Thursday, 13 de August de 2020

GERAL


Saúde Pública

II Fórum de Discussão contra Calazar supera expectativas, diz organização

16 Sep 2009

A Leishmaniose Visceral Canina, popularmente conhecida como Calazar, foi a pauta do II Fórum de Discussão contra a doença que aconteceu em Palmas no ultimo sábado, 12. 

O Fórum foi organizado pela médica veterinária Lucilândia Maria Bezerra, presidente da Anclivepa-TO, Associação Nacional dos Clínicos Veterinários de Pequenos Animais do Estado do Tocantins. De acordo com Lucilândia, o evento que contou com palestras e mesa redonda para a discussão do assunto, superou as expectativas. "Contamos com a presença de mais de 80 pessoas", comemora a veterinária. 

No fórum, foi abordado o controle da leishmaniose visceral canina seguindo a linha de estudos iniciada no primeiro fórum, onde foi discutida a questão do diagnóstico. "As palestras foram extremamente interessantes e de alta qualidade. Tivemos um ótimo aproveitamento", relata Lucilândia. 

No final do evento, foi realizada uma mesa redonda com a participação expressiva do público presente. "No próximo ano continuaremos as discussões sobre a leishmaniose e, com certeza, teremos um público bem mais expressivo", acrescenta. De acordo com a veterinária, "o objetivo da Anclivepa-TO é continuar as discussões sobre a doença, que vem se expandindo não só no nosso estado mais em todo mundo". 

A veterinária alerta que a doença continua fazendo muitas vítimas em Palmas e o problema ainda não tem solução. "Nosso objetivo principal é levantarmos a discussão a cada ano para que possamos definir estratégias para um controle mais efetivo contra a doença", justifica.

De acordo com Lucilândia, apesar do empenho dos profissionais da área de saúde e do CCZ (Centro de Controle da Zoonose) na prevenção e controle da doença, as ações ainda não são suficientes. A veterinária acredita que campanhas fortes explicando os perigos e sintomas da doença e como preveni-la seriam eficientes para reduzir o alto índice de contaminação.

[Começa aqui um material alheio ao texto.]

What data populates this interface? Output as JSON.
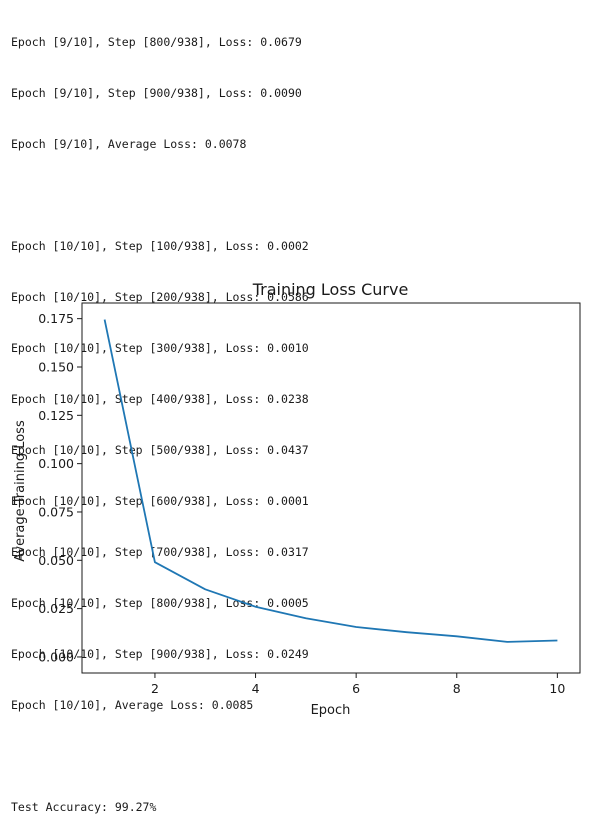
{
  "log": {
    "block1": [
      "Epoch [9/10], Step [800/938], Loss: 0.0679",
      "Epoch [9/10], Step [900/938], Loss: 0.0090",
      "Epoch [9/10], Average Loss: 0.0078"
    ],
    "block2": [
      "Epoch [10/10], Step [100/938], Loss: 0.0002",
      "Epoch [10/10], Step [200/938], Loss: 0.0586",
      "Epoch [10/10], Step [300/938], Loss: 0.0010",
      "Epoch [10/10], Step [400/938], Loss: 0.0238",
      "Epoch [10/10], Step [500/938], Loss: 0.0437",
      "Epoch [10/10], Step [600/938], Loss: 0.0001",
      "Epoch [10/10], Step [700/938], Loss: 0.0317",
      "Epoch [10/10], Step [800/938], Loss: 0.0005",
      "Epoch [10/10], Step [900/938], Loss: 0.0249",
      "Epoch [10/10], Average Loss: 0.0085"
    ],
    "accuracy": "Test Accuracy: 99.27%"
  },
  "chart_data": {
    "type": "line",
    "title": "Training Loss Curve",
    "xlabel": "Epoch",
    "ylabel": "Average Training Loss",
    "x": [
      1,
      2,
      3,
      4,
      5,
      6,
      7,
      8,
      9,
      10
    ],
    "series": [
      {
        "color": "#1f77b4",
        "values": [
          0.1745,
          0.049,
          0.035,
          0.026,
          0.02,
          0.0155,
          0.0128,
          0.0107,
          0.0078,
          0.0085
        ]
      }
    ],
    "xticks": [
      2,
      4,
      6,
      8,
      10
    ],
    "xtick_labels": [
      "2",
      "4",
      "6",
      "8",
      "10"
    ],
    "yticks": [
      0.0,
      0.025,
      0.05,
      0.075,
      0.1,
      0.125,
      0.15,
      0.175
    ],
    "ytick_labels": [
      "0.000",
      "0.025",
      "0.050",
      "0.075",
      "0.100",
      "0.125",
      "0.150",
      "0.175"
    ],
    "xlim": [
      0.55,
      10.45
    ],
    "ylim": [
      -0.0083,
      0.1831
    ],
    "grid": false,
    "legend": "none"
  }
}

O fórum contou com o apoio do Conselho Regional de Medicina Veterinária do Tocantins - CRMV-TO, da Hertape Calier e da Schering Plough.

 

 

O que é a Leishmaniose ou Calazar?

O Calazar - ou Leishmaniose - é uma doença causada por um protozoário que atinge os cães, animais silvestres e humanos. A doença é transmitida através da picada do mosquito vetor que se procria em locais onde há calor e umidade, principalmente em locais com materiais orgânicos, como é o caso dos lotes vazios. 

A doença pode se manifestar de duas formas diferentes. A primeira delas é a visceral, que atinge os órgãos internos como fígado baço e intestino. Nesse caso, a pessoa infectada apresenta febre, dores e aumento abdominal. 

O grande problema, no entanto, é o diagnostico já que, muitas vezes os sintomas se confundem com os da dengue ou da hepatite, e se não tratada correta e precocemente, a doença pode levar a óbito. 

No animal, o diagnóstico é ainda mais complicado. O calazar só é perceptível pelo emagrecimento progressivo, aumento do baço e fígado e o crescimento exagerado das unhas, o animal não manifesta sintomas da doença.  

A segunda forma de manifestação é a tegumentar, que causa ferimentos na pele que, em humanos, podem ser confundidas com câncer ou ferimentos causados por picadas de insetos. 

 

Como prevenir

A população deve tomar certos cuidados para prevenir a incidência do Calazar tanto em animais como em humanos. A principal medida deve ser a conscientização e os cuidados com a higienização dos quintais e lotes vazios com lixo e material orgânico, já que os focos de proliferação do mosquito são nesses locais. "A doença é muito grave e tem feito muitas vítimas em Palmas, principalmente crianças e idosos, mas com ações efetivas, pode ser controlada", explica Lucilândia.

A veterinária também ressalta que é importante o uso de coleiras inseticidas e o acompanhamento regular do animal pelo veterinário, solicitando, pelo menos a cada seis meses, um check-up com exames específicos para o calazar. A dedetização realizada pela equipe do CCZ também é extremamente importante para controlar a transmissão da doença. "Mas essas ações ainda não estão sendo suficiente, por isso o Fórum irá discutir estratégias para um controle mais efetivo", justifica Lucilândia.